You can find the S&P500 earnings history here:
http://pages.stern.nyu.edu/~adamodar/New_Home_Page/datafile/spearn.htm

Earnings progressed solidly from the market peak in 1968 until it decisively broke to new highs again in 1983.
Yet despite progressive growth, from earnings of 5.7 in 1968 to earnings of 13.29 in 1983; a near-tripling of earnings, it didn't prevent the overvaluation of the late 1960's mean-reverting during difficult economic times, with several bear-bull stockmarket cycles, until by 1982-3 the market P/E was into high-single-digits and the market average dividend yield up to around 5%.
Fifteen years after the initial peak, markets were finally "good to go" on a new eighteen-year bull market.
A good bull market must begin from low valuations and end at high valuations. Without valuation expansion the scope for capital gains is very limited.
The S&P500 increased about fourteen-fold in value from 1982-2000. Without the huge P/E expansion, the 1982-2000 bull market capital gains would have been closer to threefold.

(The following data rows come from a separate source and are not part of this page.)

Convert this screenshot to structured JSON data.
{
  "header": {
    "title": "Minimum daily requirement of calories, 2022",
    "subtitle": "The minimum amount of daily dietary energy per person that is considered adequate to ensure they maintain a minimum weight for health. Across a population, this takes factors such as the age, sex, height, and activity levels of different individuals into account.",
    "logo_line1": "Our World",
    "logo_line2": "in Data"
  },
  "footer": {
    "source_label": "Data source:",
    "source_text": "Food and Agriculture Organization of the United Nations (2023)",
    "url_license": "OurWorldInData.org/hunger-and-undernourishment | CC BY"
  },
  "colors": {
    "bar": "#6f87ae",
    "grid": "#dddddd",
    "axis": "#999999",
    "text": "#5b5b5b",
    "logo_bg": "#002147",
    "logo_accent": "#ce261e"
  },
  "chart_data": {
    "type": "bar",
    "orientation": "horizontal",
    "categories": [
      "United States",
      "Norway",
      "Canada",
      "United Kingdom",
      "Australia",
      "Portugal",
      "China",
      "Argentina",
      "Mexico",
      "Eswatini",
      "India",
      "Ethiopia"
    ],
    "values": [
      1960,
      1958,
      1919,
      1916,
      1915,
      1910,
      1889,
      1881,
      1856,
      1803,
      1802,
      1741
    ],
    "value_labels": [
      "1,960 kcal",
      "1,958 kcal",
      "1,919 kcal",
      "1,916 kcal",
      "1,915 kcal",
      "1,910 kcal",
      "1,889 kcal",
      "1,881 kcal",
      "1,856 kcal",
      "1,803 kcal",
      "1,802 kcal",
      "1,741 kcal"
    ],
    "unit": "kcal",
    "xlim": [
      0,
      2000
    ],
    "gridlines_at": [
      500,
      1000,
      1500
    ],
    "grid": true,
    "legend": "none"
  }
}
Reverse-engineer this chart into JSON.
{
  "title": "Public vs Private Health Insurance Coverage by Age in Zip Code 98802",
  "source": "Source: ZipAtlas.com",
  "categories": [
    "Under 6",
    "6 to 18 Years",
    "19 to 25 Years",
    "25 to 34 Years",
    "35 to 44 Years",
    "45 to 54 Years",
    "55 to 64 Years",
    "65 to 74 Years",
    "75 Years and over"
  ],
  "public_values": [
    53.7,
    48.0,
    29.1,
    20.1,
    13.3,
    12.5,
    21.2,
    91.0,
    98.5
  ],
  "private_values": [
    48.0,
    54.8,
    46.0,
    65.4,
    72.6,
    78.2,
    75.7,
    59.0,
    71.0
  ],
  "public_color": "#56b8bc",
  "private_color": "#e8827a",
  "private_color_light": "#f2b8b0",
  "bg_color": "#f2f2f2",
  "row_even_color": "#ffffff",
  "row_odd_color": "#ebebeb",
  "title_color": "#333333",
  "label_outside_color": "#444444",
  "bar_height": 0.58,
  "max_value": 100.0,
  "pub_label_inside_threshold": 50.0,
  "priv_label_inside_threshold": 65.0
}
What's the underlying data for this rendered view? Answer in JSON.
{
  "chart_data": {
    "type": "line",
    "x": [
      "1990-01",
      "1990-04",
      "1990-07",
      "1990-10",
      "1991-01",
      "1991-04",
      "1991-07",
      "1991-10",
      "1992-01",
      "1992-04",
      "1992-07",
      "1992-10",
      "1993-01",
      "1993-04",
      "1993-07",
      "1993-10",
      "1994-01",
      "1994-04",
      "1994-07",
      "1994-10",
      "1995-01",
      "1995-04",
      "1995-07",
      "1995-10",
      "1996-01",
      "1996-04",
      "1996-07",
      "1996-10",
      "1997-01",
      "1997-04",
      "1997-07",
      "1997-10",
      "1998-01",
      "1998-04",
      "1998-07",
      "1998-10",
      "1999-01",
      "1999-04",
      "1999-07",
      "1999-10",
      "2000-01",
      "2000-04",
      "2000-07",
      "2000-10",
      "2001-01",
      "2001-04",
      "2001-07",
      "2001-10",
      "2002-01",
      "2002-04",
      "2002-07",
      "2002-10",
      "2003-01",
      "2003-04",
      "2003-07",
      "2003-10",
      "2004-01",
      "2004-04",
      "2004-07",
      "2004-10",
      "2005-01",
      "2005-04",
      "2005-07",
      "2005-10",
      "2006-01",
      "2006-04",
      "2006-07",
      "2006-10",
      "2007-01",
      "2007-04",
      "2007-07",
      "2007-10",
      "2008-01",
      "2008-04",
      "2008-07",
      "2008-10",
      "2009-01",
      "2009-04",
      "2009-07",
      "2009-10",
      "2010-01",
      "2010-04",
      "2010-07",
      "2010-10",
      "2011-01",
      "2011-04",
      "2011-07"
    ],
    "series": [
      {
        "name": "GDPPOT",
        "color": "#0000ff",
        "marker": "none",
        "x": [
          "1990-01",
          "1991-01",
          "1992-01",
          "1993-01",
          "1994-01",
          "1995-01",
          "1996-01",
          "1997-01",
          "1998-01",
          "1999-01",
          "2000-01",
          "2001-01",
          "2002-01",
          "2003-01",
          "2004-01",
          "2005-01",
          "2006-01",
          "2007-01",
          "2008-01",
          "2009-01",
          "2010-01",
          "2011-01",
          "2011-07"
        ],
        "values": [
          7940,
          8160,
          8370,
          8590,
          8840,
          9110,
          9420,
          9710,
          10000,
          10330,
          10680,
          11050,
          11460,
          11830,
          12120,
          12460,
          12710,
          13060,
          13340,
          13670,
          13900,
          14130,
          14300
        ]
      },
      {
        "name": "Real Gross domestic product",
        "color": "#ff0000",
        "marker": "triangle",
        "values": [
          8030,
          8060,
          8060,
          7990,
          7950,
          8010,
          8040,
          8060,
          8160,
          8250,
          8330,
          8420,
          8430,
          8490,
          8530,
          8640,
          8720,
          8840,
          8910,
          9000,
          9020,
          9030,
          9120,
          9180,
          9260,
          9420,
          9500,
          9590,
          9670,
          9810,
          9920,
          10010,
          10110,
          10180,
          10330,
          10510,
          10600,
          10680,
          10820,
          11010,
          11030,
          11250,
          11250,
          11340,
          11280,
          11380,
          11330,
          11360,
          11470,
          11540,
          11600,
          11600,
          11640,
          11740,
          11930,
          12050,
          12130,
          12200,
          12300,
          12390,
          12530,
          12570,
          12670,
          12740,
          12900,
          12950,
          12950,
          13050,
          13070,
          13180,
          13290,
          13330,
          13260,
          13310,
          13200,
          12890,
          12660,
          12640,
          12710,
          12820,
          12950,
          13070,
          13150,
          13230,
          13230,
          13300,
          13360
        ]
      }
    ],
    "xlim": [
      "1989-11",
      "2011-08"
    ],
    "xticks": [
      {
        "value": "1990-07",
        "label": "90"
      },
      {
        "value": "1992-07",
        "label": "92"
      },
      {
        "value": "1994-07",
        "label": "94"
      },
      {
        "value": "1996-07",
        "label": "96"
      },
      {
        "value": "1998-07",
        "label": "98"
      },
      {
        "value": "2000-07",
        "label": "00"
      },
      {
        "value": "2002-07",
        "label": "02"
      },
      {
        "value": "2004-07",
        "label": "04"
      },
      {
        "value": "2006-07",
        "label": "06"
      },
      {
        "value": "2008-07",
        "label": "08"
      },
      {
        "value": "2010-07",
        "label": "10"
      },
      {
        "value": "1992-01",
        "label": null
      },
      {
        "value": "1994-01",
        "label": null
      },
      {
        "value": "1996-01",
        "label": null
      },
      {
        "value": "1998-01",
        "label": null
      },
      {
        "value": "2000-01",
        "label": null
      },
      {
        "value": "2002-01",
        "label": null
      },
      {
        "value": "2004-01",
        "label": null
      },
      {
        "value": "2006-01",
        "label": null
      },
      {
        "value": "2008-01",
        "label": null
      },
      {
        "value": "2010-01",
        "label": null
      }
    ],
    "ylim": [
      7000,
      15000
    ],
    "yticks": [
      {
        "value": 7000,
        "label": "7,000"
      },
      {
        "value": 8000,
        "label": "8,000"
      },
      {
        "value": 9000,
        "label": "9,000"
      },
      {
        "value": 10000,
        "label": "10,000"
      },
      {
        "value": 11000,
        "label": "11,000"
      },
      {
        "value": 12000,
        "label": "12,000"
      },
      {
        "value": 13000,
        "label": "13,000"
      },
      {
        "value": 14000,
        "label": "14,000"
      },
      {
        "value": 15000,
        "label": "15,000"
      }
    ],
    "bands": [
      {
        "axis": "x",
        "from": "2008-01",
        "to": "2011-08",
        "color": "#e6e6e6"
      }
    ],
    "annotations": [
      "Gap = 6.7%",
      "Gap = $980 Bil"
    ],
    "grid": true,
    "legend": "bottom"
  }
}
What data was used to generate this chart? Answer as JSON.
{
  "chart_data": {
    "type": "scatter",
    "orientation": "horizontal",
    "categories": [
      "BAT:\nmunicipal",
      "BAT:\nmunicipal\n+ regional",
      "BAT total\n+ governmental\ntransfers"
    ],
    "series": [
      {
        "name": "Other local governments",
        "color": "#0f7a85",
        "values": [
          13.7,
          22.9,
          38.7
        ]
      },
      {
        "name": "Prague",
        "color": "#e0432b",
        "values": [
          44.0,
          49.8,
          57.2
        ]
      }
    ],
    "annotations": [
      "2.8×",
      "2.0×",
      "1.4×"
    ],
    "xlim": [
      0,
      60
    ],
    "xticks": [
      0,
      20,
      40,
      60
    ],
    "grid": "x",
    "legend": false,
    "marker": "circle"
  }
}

F958B 07 Jan 2013 , 1:42pm

I consider the year 1968 to be roughly equivalent to the year 2000. Both saw major market peaks which took over a decade to decisively break, during a turbulent economic period.

I consider the 1974 low to be roughly equivalent to the 2008/9 low.

We're now roughly equivalent to the late-1970s. Markets had bounced from the 1974 (2008/9) lows and chop around for a few years.
Maybe, fifteen years on, after being in a volatile trading range from 1968-1983 (2000-2015) markets can finally break to new highs.

Given the greater degree of overvaluation in 2000 (30x P/E) compared to 1968 (17x P/E), the probabilities favour a longer and/or deeper consolidation, than that seen in 1968-1983.

Given the strong (almost record-breaking) run-up from 2009-2013, and the weight of mean-reversion tendencies, I think it's very likely that stockmarkets will be available at either the same price in several years time, or a noticeably lower price in a year or two.

So in the last few months I've been repaying the borrowings I took out to buy shares at 2009/10's low prices. Profits banked. Now I wait - for a few years if I have to - for a profitable time to use those borrowings again. Buying after markets have risen two-fold in four years seems akin to buying in 2007 or 2000 after similar price/time uptrends.

In the meantime, I hold a defensive set of high-yield shares because they provide my income.